CII was an active member of the Guidelines Drafting Committee and provided regular feedback. As an institution, CII found the guidelines comprehensive, but they suffer the risk of being utopian at various places and detached from realism in some of the nine principles.
CII also finds the guidelines to venture into prescription, which in our opinion is more than guidance. Prescribing an implementation framework within an organisation, though no different from a typical business process, is welcome but may not be required as part of the guidelines. Further, the medium, small and micro enterprises guidance needs comprehensive review. There is a need to understand the realities of these enterprises in order to suggest any sort of guidance. Moreover, it is misleading to put these industries under one category.
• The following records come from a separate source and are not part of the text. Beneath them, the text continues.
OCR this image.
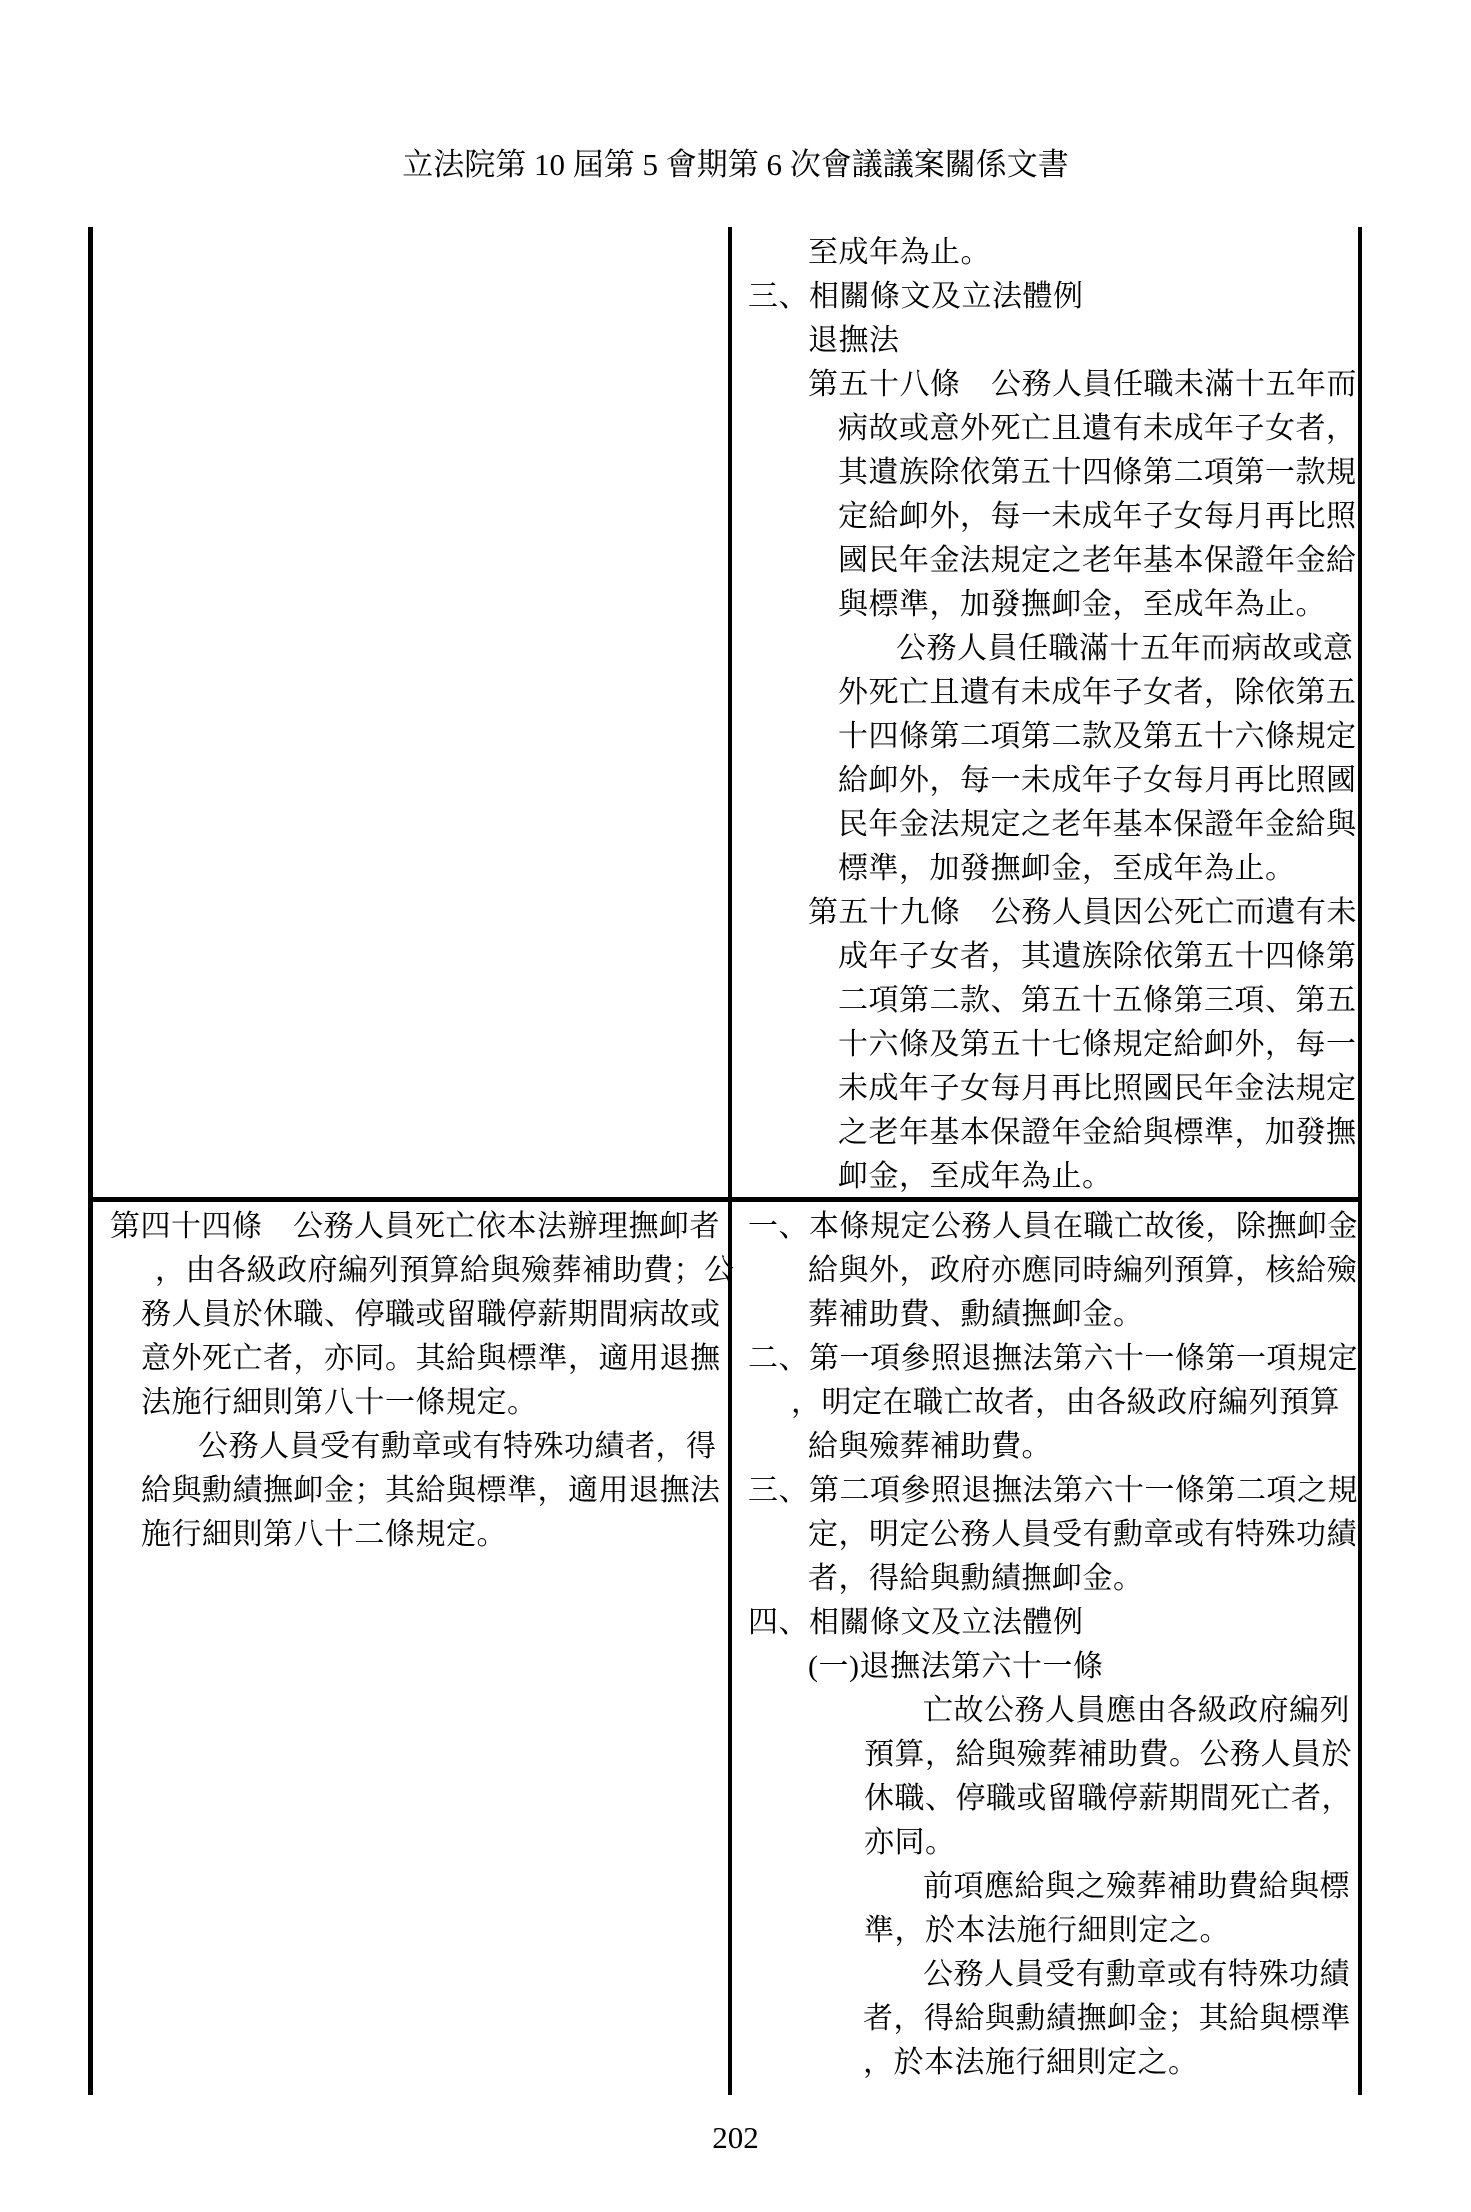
立法院第 10 屆第 5 會期第 6 次會議議案關係文書
至成年為止。
三、相關條文及立法體例
退撫法
第五十八條　公務人員任職未滿十五年而
病故或意外死亡且遺有未成年子女者，
其遺族除依第五十四條第二項第一款規
定給卹外，每一未成年子女每月再比照
國民年金法規定之老年基本保證年金給
與標準，加發撫卹金，至成年為止。
公務人員任職滿十五年而病故或意
外死亡且遺有未成年子女者，除依第五
十四條第二項第二款及第五十六條規定
給卹外，每一未成年子女每月再比照國
民年金法規定之老年基本保證年金給與
標準，加發撫卹金，至成年為止。
第五十九條　公務人員因公死亡而遺有未
成年子女者，其遺族除依第五十四條第
二項第二款、第五十五條第三項、第五
十六條及第五十七條規定給卹外，每一
未成年子女每月再比照國民年金法規定
之老年基本保證年金給與標準，加發撫
卹金，至成年為止。
第四十四條　公務人員死亡依本法辦理撫卹者
，由各級政府編列預算給與殮葬補助費；公
務人員於休職、停職或留職停薪期間病故或
意外死亡者，亦同。其給與標準，適用退撫
法施行細則第八十一條規定。
公務人員受有勳章或有特殊功績者，得
給與勳績撫卹金；其給與標準，適用退撫法
施行細則第八十二條規定。
一、本條規定公務人員在職亡故後，除撫卹金
給與外，政府亦應同時編列預算，核給殮
葬補助費、勳績撫卹金。
二、第一項參照退撫法第六十一條第一項規定
，明定在職亡故者，由各級政府編列預算
給與殮葬補助費。
三、第二項參照退撫法第六十一條第二項之規
定，明定公務人員受有勳章或有特殊功績
者，得給與勳績撫卹金。
四、相關條文及立法體例
(一)退撫法第六十一條
亡故公務人員應由各級政府編列
預算，給與殮葬補助費。公務人員於
休職、停職或留職停薪期間死亡者，
亦同。
前項應給與之殮葬補助費給與標
準，於本法施行細則定之。
公務人員受有勳章或有特殊功績
者，得給與勳績撫卹金；其給與標準
，於本法施行細則定之。
202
The reporting framework may be well-intended and good to put out in the public domain but it covers topics where setting the measurement parameters may not be plausible. Moreover, the application of one reporting framework for all entities will be difficult since it will differ for each one of those. In addition to consensus, for corporations to observe the norms would require considerable managerial expertise. Since many enterprises now straddle numerous legal, regulatory, cultural and business environments, the challenge of compliance in a prescribed format may be complex.
I feel that since business exposes entities to multiple regulatory regimes, great caution is required while imbibing international practices into the domestic framework since each nation is at a different economic stage. Also, over-regulation is undesirable and can impede growth instead of boosting it. An inclusive approach to governance is welcome; but whether the scales are being tipped too far in empowering stakeholders and preventing boards and managements from managing the company in the long term also needs to be analysed. I feel that an optimal governance regime is a hybrid one, in which entities are encouraged to aspire to adopt best practice guidelines, at the same time ensuring compliance with the stated regulation.
We need to develop tools and incentive structures that are more robust in the face of rapid business innovation, and procedures that leave no doubt as to the stakes involved. Corporate responsibility and governance need to be principle-based, rather than based on rules and frameworks that become a tick-box exercise and may invite evasion.